Call of Duty 3 is the game I played to experience Sony’s “Sixaxis” feature. Gone now is the vibrating rumble of the controllers of PlayStations past and in its place is a movement-sensitive control where you can perform actions just by physically tilting the controller itself, either forward or backwards or side-to-side. It’s a poor version of the physical control that Nintendo’s Wii offers, which is more sophisticated, more intuitive, and more enjoyable.

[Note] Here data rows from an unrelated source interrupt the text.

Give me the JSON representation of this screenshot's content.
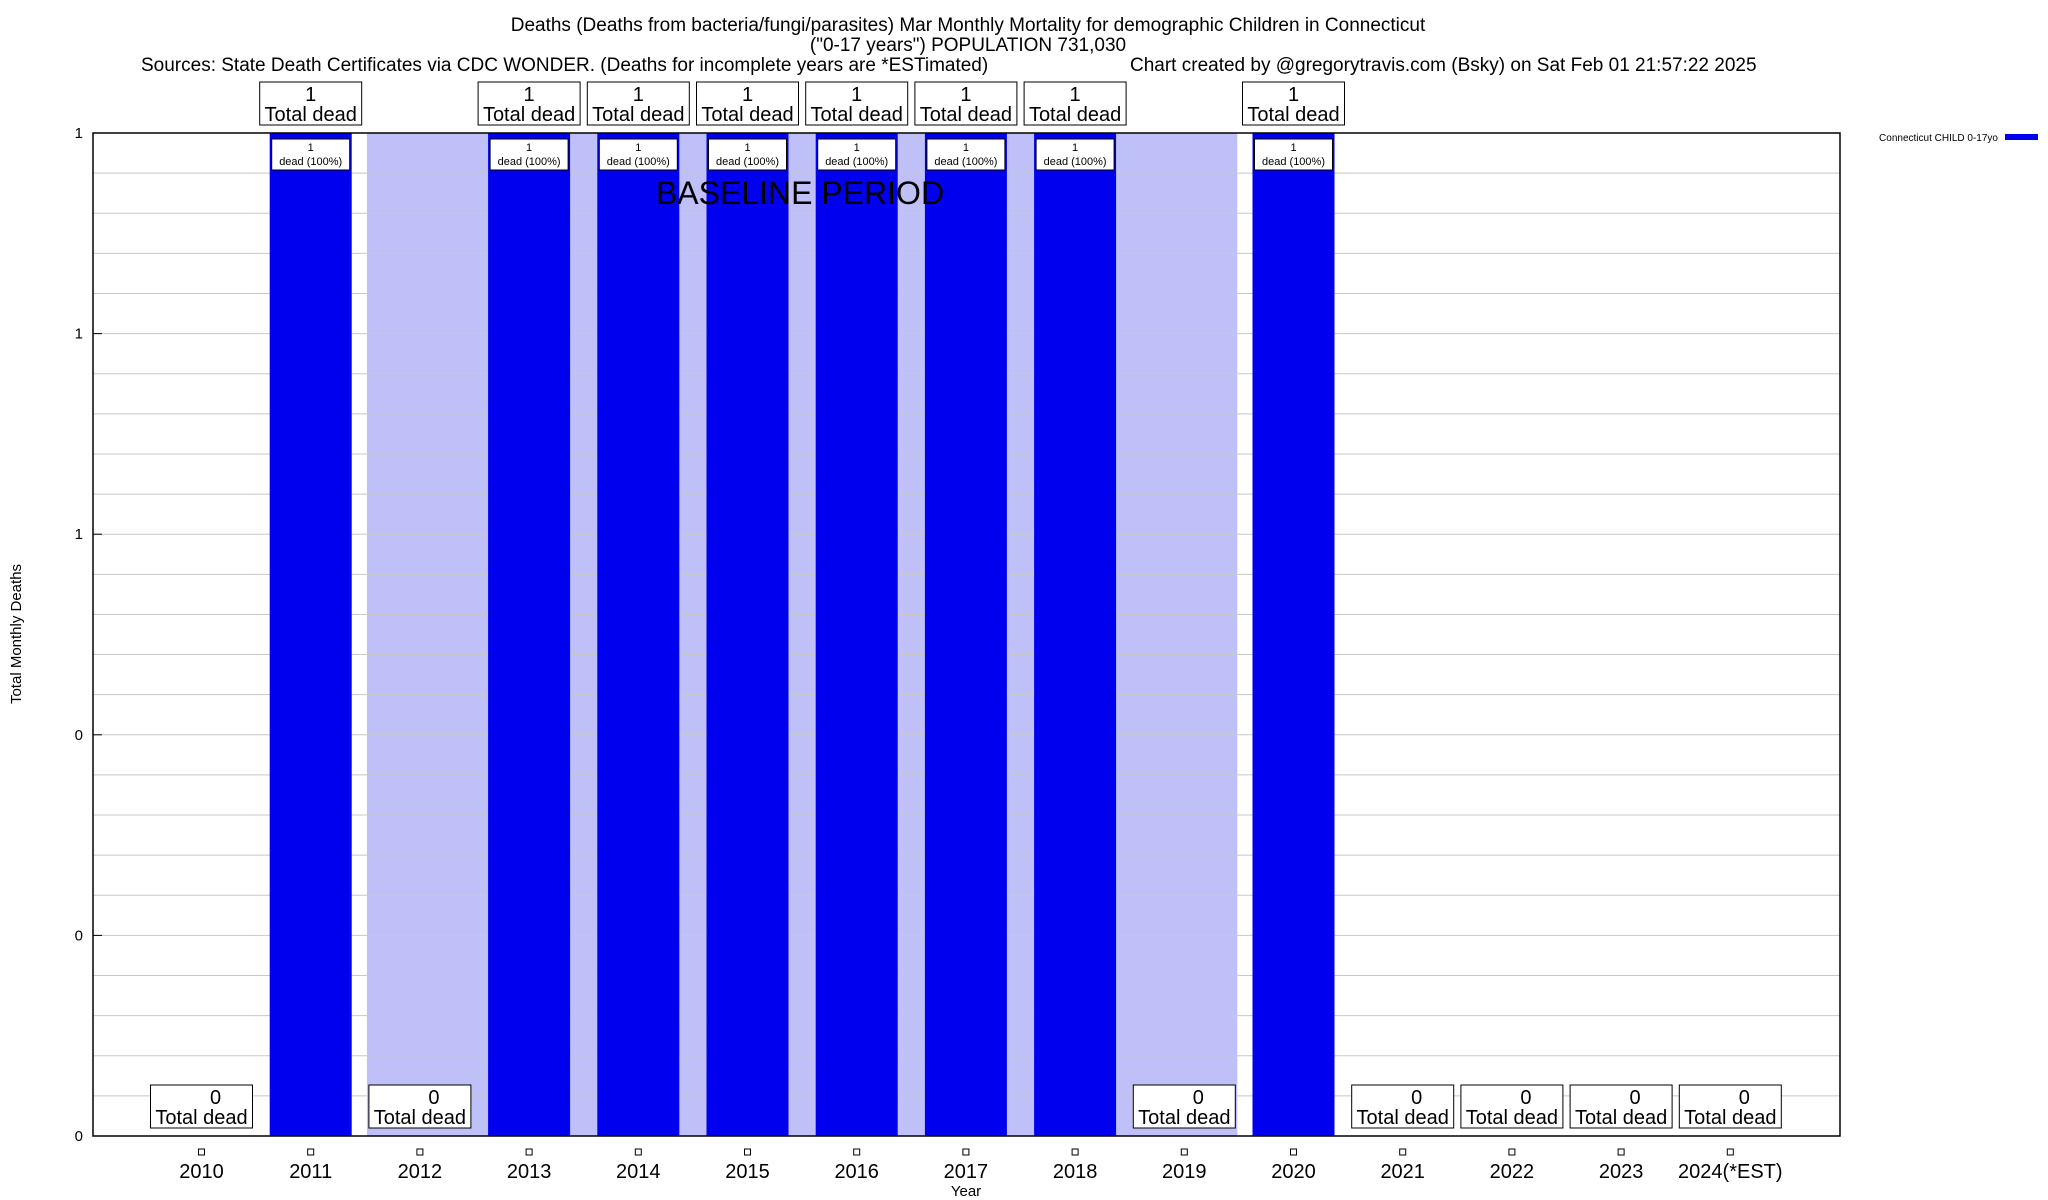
{
  "chart_data": {
    "type": "bar",
    "title": {
      "line1": "Deaths (Deaths from bacteria/fungi/parasites) Mar Monthly Mortality for demographic Children in Connecticut",
      "line2": "(\"0-17 years\") POPULATION 731,030",
      "sources": "Sources: State Death Certificates via CDC WONDER. (Deaths for incomplete years are *ESTimated)",
      "credit": "Chart created by @gregorytravis.com (Bsky) on Sat Feb 01 21:57:22 2025"
    },
    "xlabel": "Year",
    "ylabel": "Total Monthly Deaths",
    "ylim": [
      0,
      1
    ],
    "y_tick_labels": [
      "0",
      "0",
      "0",
      "1",
      "1",
      "1"
    ],
    "grid": true,
    "legend": {
      "label": "Connecticut CHILD 0-17yo",
      "color": "#0000ee",
      "placement": "top-right"
    },
    "baseline_label": "BASELINE PERIOD",
    "baseline_years": [
      "2012",
      "2019"
    ],
    "categories": [
      "2010",
      "2011",
      "2012",
      "2013",
      "2014",
      "2015",
      "2016",
      "2017",
      "2018",
      "2019",
      "2020",
      "2021",
      "2022",
      "2023",
      "2024(*EST)"
    ],
    "series": [
      {
        "name": "Connecticut CHILD 0-17yo",
        "values": [
          0,
          1,
          0,
          1,
          1,
          1,
          1,
          1,
          1,
          0,
          1,
          0,
          0,
          0,
          0
        ]
      }
    ],
    "total_label": "Total dead",
    "bar_label": "dead (100%)",
    "colors": {
      "bar": "#0000ee",
      "baseline": "#c0c0f8",
      "grid": "#c8c8c8",
      "axis": "#000000"
    }
  }
}
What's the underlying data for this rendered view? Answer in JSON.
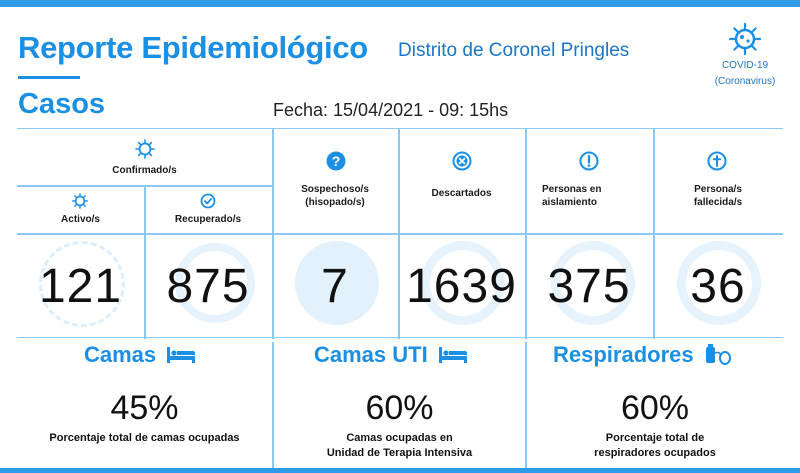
{
  "header": {
    "title": "Reporte Epidemiológico",
    "subtitle": "Distrito de Coronel Pringles",
    "section": "Casos",
    "date": "Fecha: 15/04/2021 - 09: 15hs",
    "covid_line1": "COVID-19",
    "covid_line2": "(Coronavirus)",
    "covid_icon": "virus-icon"
  },
  "cases": {
    "confirmed_label": "Confirmado/s",
    "active_label": "Activo/s",
    "active": "121",
    "recovered_label": "Recuperado/s",
    "recovered": "875",
    "suspected_label_1": "Sospechoso/s",
    "suspected_label_2": "(hisopado/s)",
    "suspected": "7",
    "discarded_label": "Descartados",
    "discarded": "1639",
    "isolation_label_1": "Personas en",
    "isolation_label_2": "aislamiento",
    "isolation": "375",
    "deceased_label_1": "Persona/s",
    "deceased_label_2": "fallecida/s",
    "deceased": "36"
  },
  "beds": {
    "title": "Camas",
    "percent": "45%",
    "fill": 0.45,
    "desc": "Porcentaje total de camas ocupadas"
  },
  "icu": {
    "title": "Camas UTI",
    "percent": "60%",
    "fill": 0.6,
    "desc_1": "Camas ocupadas en",
    "desc_2": "Unidad de Terapia Intensiva"
  },
  "respirators": {
    "title": "Respiradores",
    "percent": "60%",
    "fill": 0.6,
    "desc_1": "Porcentaje total de",
    "desc_2": "respiradores ocupados"
  },
  "colors": {
    "accent": "#1b8fe3",
    "border": "#8cc8f2",
    "watermark": "#e3f1fc"
  }
}
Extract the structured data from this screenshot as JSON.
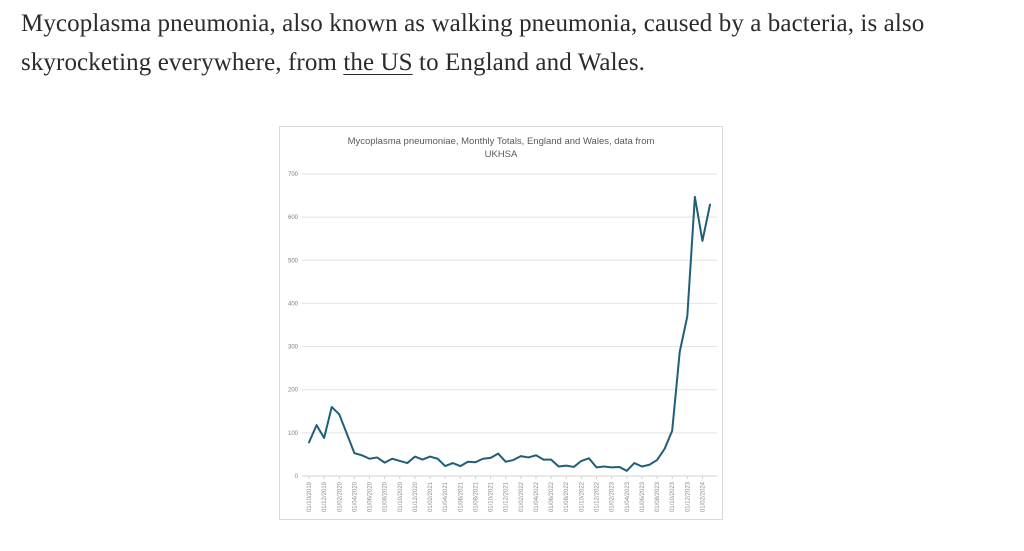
{
  "article": {
    "text_before": "Mycoplasma pneumonia, also known as walking pneumonia, caused by a bacteria, is also skyrocketing everywhere, from ",
    "link_text": "the US",
    "text_after": " to England and Wales."
  },
  "chart_data": {
    "type": "line",
    "title": "Mycoplasma pneumoniae, Monthly Totals, England and Wales, data from UKHSA",
    "title_line1": "Mycoplasma pneumoniae, Monthly Totals, England and Wales, data from",
    "title_line2": "UKHSA",
    "xlabel": "",
    "ylabel": "",
    "ylim": [
      0,
      700
    ],
    "yticks": [
      0,
      100,
      200,
      300,
      400,
      500,
      600,
      700
    ],
    "grid": true,
    "legend": "none",
    "line_color": "#1f5f7a",
    "x_tick_labels": [
      "01/10/2019",
      "01/12/2019",
      "01/02/2020",
      "01/04/2020",
      "01/06/2020",
      "01/08/2020",
      "01/10/2020",
      "01/12/2020",
      "01/02/2021",
      "01/04/2021",
      "01/06/2021",
      "01/08/2021",
      "01/10/2021",
      "01/12/2021",
      "01/02/2022",
      "01/04/2022",
      "01/06/2022",
      "01/08/2022",
      "01/10/2022",
      "01/12/2022",
      "01/02/2023",
      "01/04/2023",
      "01/06/2023",
      "01/08/2023",
      "01/10/2023",
      "01/12/2023",
      "01/02/2024"
    ],
    "x": [
      "01/10/2019",
      "01/11/2019",
      "01/12/2019",
      "01/01/2020",
      "01/02/2020",
      "01/03/2020",
      "01/04/2020",
      "01/05/2020",
      "01/06/2020",
      "01/07/2020",
      "01/08/2020",
      "01/09/2020",
      "01/10/2020",
      "01/11/2020",
      "01/12/2020",
      "01/01/2021",
      "01/02/2021",
      "01/03/2021",
      "01/04/2021",
      "01/05/2021",
      "01/06/2021",
      "01/07/2021",
      "01/08/2021",
      "01/09/2021",
      "01/10/2021",
      "01/11/2021",
      "01/12/2021",
      "01/01/2022",
      "01/02/2022",
      "01/03/2022",
      "01/04/2022",
      "01/05/2022",
      "01/06/2022",
      "01/07/2022",
      "01/08/2022",
      "01/09/2022",
      "01/10/2022",
      "01/11/2022",
      "01/12/2022",
      "01/01/2023",
      "01/02/2023",
      "01/03/2023",
      "01/04/2023",
      "01/05/2023",
      "01/06/2023",
      "01/07/2023",
      "01/08/2023",
      "01/09/2023",
      "01/10/2023",
      "01/11/2023",
      "01/12/2023",
      "01/01/2024",
      "01/02/2024",
      "01/03/2024"
    ],
    "values": [
      78,
      118,
      88,
      160,
      143,
      98,
      53,
      48,
      40,
      43,
      31,
      40,
      35,
      30,
      45,
      38,
      45,
      40,
      23,
      30,
      23,
      33,
      32,
      40,
      42,
      52,
      33,
      37,
      46,
      43,
      48,
      38,
      38,
      22,
      24,
      21,
      35,
      41,
      20,
      22,
      20,
      21,
      12,
      30,
      22,
      26,
      37,
      63,
      105,
      288,
      370,
      647,
      545,
      629
    ]
  }
}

There’s a sequence in Call of Duty 3 where your soldier gets locked into a wrestle-to-the-death tussle with a German soldier and in order to get through it you have to rapidly move the controller from side-to-side. It’s a brief moment in the game, but well done as the fight moves across the room, out a window, and dramatically onto the streets.
The latest Tony Hawk game let’s you change the controls so that your character keeps his/her balance on the skateboard using the motion control, even using it to perform grabs and various tricks. The Activision representative I spoke to, the game’s publisher, told me that although he preferred to use the regular controls for precision, when playing the game casually and just skating about the urban parks with no goal in mind, the Sixaxis controls made it easier to be laid back and more enjoyable.
Other games on display included Marvel: Ultimate Alliance, Tiger Woods PGA Tour 07, Genji:Day of the Blade, a Japanese sword-fighting game, NHL 2K7, NBA 2K7, and Fight Night: Round 3.
Montreal-based publisher Ubi Soft had flown down with a copy of their WWII aerial combat game Blazing Angels to showcase, only to discover that Sony didn’t have the production version of the PlayStation 3 needed to play the game (the Debug PS3) and so was left just talking about it instead.


The night ended with a performance by Wyclef Jean, best known as a member of The Fugees and now praised as the man to successfully bring reggae into the gangsta rap world, adding a hint of Bob Marley social awareness. In his opening greetings for the night he managed a rap that rhymed “Haitian” with “PlayStation” and reminded Sony he expected a free one after the show.